Un chiffre largement en baisse par rapport aux semaines précédentes. Samedi en début d'après-midi, le ministère de l'Intérieur dénombrait 23.800 manifestants à travers le pays, contre 33.500 samedi dernier à la même heure.

A Paris, pour ce sixième samedi consécutif de mobilisation, la préfecture dénombrait 2.000 manifestants peu avant 16h, contre près de 4.000 à son maximum samedi dernier selon une source policière. Vers 16h30 dans la capitale, 109 personnes avaient été interpellées et sept placées en garde à vue dans ou en marge des manifestations, la plupart pour des "attroupements en vue de commettre des violences".



Une figure des "gilets jaunes" en garde à vue

Parmi les gardés à vue figure un des porte-voix des "gilets jaunes", Eric Drouet, 33 ans, chauffeur routier de Melun (Seine-et-Marne) qui avait contribué à lancer la mobilisation contre la hausse des carburants en novembre. C'est aussi lui qui avait appelé ce matin sur Facebook à se rassembler à Montmartre.

Samedi en fin d'après-midi, des "gilets jaunes" manifestaient encore sur les Champs-Elysées, mais loin des images d'avenue en état de siège d'il y a quelques semaines. La circulation y était relativement normale. Cafés, restaurants et magasins étaient ouverts, sauf quelques boutiques de luxe. Plusieurs blocages aux frontières avec l'Espagne, l'Italie ou l'Allemagne ont été observés, après un appel en ce sens de certaines figures du mouvement.
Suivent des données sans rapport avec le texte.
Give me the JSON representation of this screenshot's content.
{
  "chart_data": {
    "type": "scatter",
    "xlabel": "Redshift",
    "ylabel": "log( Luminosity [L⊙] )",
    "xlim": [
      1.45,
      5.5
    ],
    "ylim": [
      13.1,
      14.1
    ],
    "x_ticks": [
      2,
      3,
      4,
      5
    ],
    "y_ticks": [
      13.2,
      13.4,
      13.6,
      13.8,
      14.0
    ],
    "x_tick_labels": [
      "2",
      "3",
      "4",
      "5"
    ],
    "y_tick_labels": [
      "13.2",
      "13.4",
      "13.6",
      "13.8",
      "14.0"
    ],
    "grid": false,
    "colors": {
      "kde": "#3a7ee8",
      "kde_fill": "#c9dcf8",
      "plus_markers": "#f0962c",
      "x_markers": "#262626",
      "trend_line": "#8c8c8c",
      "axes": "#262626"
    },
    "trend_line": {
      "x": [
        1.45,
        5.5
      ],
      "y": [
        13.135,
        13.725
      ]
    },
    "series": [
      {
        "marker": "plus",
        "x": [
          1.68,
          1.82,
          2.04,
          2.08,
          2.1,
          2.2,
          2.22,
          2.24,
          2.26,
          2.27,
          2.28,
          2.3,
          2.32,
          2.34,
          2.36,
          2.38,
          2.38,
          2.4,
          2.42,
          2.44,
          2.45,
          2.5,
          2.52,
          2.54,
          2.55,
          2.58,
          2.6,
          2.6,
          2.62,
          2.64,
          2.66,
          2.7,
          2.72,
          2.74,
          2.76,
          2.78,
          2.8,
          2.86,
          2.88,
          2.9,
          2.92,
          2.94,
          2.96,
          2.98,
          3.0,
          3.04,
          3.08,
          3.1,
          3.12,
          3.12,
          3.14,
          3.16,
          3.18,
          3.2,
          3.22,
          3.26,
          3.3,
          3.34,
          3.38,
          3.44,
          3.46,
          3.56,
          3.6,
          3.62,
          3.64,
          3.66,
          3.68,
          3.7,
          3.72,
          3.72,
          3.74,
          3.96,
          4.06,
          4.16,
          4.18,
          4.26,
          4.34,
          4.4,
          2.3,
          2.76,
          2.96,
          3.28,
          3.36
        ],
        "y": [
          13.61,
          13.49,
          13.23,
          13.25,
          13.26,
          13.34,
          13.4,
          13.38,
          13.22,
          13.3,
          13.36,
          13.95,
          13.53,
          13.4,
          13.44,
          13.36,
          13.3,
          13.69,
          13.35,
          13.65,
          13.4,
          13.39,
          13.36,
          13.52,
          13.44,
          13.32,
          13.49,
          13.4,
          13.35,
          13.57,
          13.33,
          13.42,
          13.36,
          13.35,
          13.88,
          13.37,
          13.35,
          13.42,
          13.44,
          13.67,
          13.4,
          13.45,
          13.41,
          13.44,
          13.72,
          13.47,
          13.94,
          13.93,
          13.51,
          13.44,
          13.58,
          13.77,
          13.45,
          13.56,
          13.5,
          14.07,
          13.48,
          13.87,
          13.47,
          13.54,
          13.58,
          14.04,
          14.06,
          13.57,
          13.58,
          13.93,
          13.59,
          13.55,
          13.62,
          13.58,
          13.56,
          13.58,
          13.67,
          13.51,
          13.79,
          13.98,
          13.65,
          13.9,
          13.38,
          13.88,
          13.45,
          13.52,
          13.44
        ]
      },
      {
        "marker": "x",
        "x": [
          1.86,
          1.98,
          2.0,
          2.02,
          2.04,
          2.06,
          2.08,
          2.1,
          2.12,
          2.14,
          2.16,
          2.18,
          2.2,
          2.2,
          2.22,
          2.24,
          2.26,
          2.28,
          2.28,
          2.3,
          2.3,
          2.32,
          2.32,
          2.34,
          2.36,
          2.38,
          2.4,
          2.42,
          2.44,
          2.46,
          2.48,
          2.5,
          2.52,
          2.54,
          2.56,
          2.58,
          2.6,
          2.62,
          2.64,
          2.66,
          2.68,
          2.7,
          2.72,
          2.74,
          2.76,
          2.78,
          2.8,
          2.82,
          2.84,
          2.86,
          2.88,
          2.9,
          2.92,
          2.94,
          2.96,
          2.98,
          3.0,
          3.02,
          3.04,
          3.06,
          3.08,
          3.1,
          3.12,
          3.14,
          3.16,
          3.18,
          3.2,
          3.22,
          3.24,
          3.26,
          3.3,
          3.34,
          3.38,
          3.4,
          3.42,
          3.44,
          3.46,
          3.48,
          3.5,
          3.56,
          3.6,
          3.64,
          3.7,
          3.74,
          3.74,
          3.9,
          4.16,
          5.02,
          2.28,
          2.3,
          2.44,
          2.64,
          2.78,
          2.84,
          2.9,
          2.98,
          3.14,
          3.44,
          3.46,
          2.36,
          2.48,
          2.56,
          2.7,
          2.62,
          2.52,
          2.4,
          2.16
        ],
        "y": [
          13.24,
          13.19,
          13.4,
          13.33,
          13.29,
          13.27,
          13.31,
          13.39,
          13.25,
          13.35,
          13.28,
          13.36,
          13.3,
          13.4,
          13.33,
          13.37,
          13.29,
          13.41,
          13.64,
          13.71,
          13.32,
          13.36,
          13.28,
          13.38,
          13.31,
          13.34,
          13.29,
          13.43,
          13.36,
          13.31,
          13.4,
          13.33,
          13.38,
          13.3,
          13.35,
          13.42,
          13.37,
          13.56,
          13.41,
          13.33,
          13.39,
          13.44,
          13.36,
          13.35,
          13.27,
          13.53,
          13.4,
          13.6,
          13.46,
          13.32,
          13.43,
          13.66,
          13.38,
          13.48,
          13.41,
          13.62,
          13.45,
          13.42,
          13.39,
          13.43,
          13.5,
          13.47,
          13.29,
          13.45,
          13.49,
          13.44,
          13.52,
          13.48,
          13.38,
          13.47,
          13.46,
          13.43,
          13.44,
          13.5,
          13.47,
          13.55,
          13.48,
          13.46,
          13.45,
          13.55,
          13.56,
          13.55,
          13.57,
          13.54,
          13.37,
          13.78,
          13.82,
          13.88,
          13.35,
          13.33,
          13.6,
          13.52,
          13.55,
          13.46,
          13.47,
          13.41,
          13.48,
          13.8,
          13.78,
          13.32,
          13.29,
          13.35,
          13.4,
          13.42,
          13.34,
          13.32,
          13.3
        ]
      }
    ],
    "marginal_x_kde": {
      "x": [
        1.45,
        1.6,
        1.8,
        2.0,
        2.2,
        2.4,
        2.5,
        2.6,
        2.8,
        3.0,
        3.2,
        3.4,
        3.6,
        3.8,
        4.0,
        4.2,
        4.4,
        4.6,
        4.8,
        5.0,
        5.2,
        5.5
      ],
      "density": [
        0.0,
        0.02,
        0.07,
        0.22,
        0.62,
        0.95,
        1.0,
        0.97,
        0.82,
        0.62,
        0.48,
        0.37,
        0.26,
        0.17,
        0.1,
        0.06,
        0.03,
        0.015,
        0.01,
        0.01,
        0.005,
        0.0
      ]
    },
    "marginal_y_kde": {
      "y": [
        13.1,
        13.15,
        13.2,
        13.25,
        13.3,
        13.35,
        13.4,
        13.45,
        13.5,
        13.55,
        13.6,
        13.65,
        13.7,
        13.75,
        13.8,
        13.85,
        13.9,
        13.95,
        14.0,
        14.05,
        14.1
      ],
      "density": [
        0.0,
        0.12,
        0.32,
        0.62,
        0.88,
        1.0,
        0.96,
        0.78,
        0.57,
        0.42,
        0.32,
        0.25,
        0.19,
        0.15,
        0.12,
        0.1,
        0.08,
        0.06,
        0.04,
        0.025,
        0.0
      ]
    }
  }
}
Des manifestations de "gilets jaunes" perturbaient aussi le trafic routier.



Une mobilisation en recul

Depuis le pic du 17 novembre et les 282.000 manifestants recensés en France, la mobilisation est en baisse selon les autorités : 166.000 le 24 novembre, 136.000 les 1er et 8 décembre et 66.000 le 15 décembre.

Le Parlement a donné son feu vert vendredi 21 décembre à des mesures d'urgence annoncées pour répondre à la mobilisation populaire : défiscalisation des heures supplémentaires, exonération élargie de hausse de CSG pour des retraités et possibilité pour les entreprises de verser une "prime exceptionnelle" de 1.000 euros, exonérée de toutes cotisations sociales et d'impôt sur le revenu, pour leurs salariés rémunérés jusqu'à 3.600 euros.